An independent origin of the LMCA and RCA from the right aortic sinus is an exceedingly rare anomaly [1]. Anomalies associated with clinical sequelae involving coronary ischemia and SCD are dependent upon the course of the LMCA. A course of the LMCA between the aorta and pulmonary artery (Type 2A) can be responsible for myocardial ischemia and SCD, whereas a course anterior to a pulmonary artery (type I), such as in our case, is relatively benign [6].

AHCM, first described in Japan, constituted 13% to 25% of all cases of HCM in Japan [7,8]. However, it is not restricted merely to the Japanese population [9]. The proportion of patients with AHCM has been reported to range from 30% to 41% of the total HCM population in Asians [3,10,11]. With regard to morphology, AHCM can be divided into two subgroups based on whether asymmetric apical hypertrophy (“pure AHCM”) is present or whether co-existent hypertrophy of the interventricular septum (“mixed AHCM”) is present. Pure AHCM is the most common form [4,12].

Coronary artery-left ventricular fistulae are uncommon. Their coexistence with AHCM has been reported in only a few cases [12,13]. The clinical significance of coronary artery–left ventricular fistulae is dependent upon their size and location [12,13].

The main presenting symptom of our patient was chest pain.

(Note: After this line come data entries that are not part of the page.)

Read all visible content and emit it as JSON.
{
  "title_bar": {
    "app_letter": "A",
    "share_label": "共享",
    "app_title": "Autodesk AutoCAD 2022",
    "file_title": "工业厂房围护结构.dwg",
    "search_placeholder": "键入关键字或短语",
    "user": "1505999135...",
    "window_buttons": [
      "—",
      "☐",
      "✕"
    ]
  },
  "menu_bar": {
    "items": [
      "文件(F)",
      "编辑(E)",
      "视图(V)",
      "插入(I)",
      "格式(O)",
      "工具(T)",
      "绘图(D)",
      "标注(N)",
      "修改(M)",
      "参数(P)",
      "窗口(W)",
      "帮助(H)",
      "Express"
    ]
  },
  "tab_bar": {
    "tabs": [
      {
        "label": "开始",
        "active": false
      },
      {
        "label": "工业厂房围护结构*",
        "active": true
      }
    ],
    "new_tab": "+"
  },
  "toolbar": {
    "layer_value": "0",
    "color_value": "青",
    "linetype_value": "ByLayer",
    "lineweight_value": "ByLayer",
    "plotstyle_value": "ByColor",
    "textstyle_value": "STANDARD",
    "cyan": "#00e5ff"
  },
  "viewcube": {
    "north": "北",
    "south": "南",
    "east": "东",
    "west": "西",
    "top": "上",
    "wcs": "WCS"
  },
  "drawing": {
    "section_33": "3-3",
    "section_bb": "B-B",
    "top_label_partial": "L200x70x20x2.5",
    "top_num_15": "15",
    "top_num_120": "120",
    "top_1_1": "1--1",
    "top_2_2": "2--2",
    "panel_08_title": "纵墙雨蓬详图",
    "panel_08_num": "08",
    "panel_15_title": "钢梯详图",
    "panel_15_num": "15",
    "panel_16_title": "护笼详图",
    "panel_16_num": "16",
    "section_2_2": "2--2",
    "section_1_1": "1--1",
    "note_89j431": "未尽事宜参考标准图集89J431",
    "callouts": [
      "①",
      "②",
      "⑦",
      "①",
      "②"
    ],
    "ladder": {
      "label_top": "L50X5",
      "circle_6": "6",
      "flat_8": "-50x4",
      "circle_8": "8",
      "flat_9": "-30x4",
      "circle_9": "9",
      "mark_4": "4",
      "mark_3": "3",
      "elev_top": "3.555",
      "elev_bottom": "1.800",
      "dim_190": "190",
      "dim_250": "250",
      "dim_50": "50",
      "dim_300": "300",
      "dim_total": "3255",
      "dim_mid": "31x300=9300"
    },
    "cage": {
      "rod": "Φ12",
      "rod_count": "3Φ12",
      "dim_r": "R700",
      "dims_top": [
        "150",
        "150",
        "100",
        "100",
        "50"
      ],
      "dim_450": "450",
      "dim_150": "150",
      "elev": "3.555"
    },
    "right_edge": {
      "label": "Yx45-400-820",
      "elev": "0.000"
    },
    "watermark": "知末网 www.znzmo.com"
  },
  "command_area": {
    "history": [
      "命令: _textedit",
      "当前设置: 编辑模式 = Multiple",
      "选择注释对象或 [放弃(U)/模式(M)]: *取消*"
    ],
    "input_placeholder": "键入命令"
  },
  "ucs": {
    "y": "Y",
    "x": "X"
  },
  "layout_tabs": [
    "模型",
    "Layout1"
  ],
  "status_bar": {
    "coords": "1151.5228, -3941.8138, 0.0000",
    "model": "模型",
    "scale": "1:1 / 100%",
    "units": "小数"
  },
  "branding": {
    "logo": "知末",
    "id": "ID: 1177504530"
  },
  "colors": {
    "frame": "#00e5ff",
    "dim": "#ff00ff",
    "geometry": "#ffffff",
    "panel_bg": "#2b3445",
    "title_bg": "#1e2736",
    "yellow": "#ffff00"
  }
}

This symptom could be due to: increased demand for oxygen by the hypertrophied ventricular myocardium; increased diastolic filling pressures leading to impaired coronary flow; small-vessel disease within the myocardium; coronary fistulae resulting in coronary steal and left-to-left shunt reducing ventricular perfusion and increasing diastolic volume overload [14].

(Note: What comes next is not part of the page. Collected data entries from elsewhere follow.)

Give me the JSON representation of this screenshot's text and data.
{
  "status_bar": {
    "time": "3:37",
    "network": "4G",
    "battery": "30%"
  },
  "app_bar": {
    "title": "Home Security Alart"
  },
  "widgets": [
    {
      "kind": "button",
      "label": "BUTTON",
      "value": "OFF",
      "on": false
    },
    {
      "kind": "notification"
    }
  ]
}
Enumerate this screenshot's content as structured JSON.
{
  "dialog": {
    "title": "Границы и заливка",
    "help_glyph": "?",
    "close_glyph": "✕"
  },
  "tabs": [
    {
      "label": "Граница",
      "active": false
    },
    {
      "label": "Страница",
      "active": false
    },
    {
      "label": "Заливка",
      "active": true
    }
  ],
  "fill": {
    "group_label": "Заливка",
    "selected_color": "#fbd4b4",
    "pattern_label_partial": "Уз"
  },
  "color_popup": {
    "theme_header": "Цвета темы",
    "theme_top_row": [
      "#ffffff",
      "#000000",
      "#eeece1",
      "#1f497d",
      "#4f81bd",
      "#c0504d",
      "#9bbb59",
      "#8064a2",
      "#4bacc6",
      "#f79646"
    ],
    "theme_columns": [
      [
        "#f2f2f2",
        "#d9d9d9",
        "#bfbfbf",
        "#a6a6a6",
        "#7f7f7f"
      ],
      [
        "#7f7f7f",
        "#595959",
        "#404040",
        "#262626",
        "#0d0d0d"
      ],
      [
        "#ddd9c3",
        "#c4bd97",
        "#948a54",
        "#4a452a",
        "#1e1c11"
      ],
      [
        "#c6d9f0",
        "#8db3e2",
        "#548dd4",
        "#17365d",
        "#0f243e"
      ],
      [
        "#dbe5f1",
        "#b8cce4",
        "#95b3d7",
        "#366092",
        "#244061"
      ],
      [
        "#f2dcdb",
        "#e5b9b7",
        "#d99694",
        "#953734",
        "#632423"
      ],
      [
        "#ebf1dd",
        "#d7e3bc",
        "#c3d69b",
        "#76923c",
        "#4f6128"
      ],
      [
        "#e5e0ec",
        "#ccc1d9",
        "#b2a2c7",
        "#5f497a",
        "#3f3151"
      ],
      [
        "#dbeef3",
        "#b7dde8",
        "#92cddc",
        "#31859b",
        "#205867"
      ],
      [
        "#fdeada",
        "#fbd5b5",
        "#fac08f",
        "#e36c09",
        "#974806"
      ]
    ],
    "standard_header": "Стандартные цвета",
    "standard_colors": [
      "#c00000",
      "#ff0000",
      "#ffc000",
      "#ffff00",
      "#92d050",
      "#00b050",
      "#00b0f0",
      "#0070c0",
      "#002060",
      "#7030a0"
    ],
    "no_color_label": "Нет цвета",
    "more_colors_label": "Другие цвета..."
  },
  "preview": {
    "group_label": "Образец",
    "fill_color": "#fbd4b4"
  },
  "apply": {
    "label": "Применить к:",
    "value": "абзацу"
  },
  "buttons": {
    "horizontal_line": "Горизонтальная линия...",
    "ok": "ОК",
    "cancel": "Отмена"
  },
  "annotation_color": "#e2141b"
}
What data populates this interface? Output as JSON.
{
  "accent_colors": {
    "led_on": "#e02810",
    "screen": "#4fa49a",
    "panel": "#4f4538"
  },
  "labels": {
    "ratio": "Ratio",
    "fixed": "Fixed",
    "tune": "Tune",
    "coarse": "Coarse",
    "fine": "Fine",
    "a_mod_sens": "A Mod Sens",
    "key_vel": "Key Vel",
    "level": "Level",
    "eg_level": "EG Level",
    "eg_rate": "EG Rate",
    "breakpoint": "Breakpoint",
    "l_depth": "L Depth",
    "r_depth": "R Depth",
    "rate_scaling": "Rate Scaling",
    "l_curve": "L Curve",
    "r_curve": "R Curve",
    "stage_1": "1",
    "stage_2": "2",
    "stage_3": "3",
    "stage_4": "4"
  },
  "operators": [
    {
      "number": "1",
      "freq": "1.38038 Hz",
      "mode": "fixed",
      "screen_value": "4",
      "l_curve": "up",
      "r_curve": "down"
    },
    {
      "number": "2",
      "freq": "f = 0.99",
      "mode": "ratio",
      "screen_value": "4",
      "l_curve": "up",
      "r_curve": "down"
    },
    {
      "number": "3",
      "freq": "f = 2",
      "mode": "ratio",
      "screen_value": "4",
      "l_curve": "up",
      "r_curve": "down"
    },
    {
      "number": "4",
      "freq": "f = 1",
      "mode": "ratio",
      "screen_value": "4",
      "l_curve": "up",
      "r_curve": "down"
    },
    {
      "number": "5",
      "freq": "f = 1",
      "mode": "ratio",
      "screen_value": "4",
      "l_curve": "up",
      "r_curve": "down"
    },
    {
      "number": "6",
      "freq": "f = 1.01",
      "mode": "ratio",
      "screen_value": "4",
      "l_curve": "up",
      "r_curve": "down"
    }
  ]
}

Optimal treatment for AHCM is guided by clinical status. In general, calcium antagonists are the preferred therapy in AHCM patients with normal systolic function and impaired relaxation.

Unlike other variants of HCM, the prognosis of AHCM is relatively benign. The cardiovascular mortality and morbidity of pure AHCM (as in our patient) has been reported to be 0.8% and 17.1% , respectively, which are significantly lower than 15.0% and 56.7% for mixed AHCM after a follow-up of 7 years [10]. Some AHCM patients may develop potentially life-threatening complications such as myocardial infarction, arrhythmia and stroke. Hence, close long-term followup is essential to reveal and manage potentially fatal complications (particularly in the elderly) promptly.

We reported a rare case of LMCA arising from the right sinus and coronary artery–left ventricular fistulae in a patient with AHCM. This case seems worthy of notice due to its extreme rarity, and on account of it being less benign than suspected previously.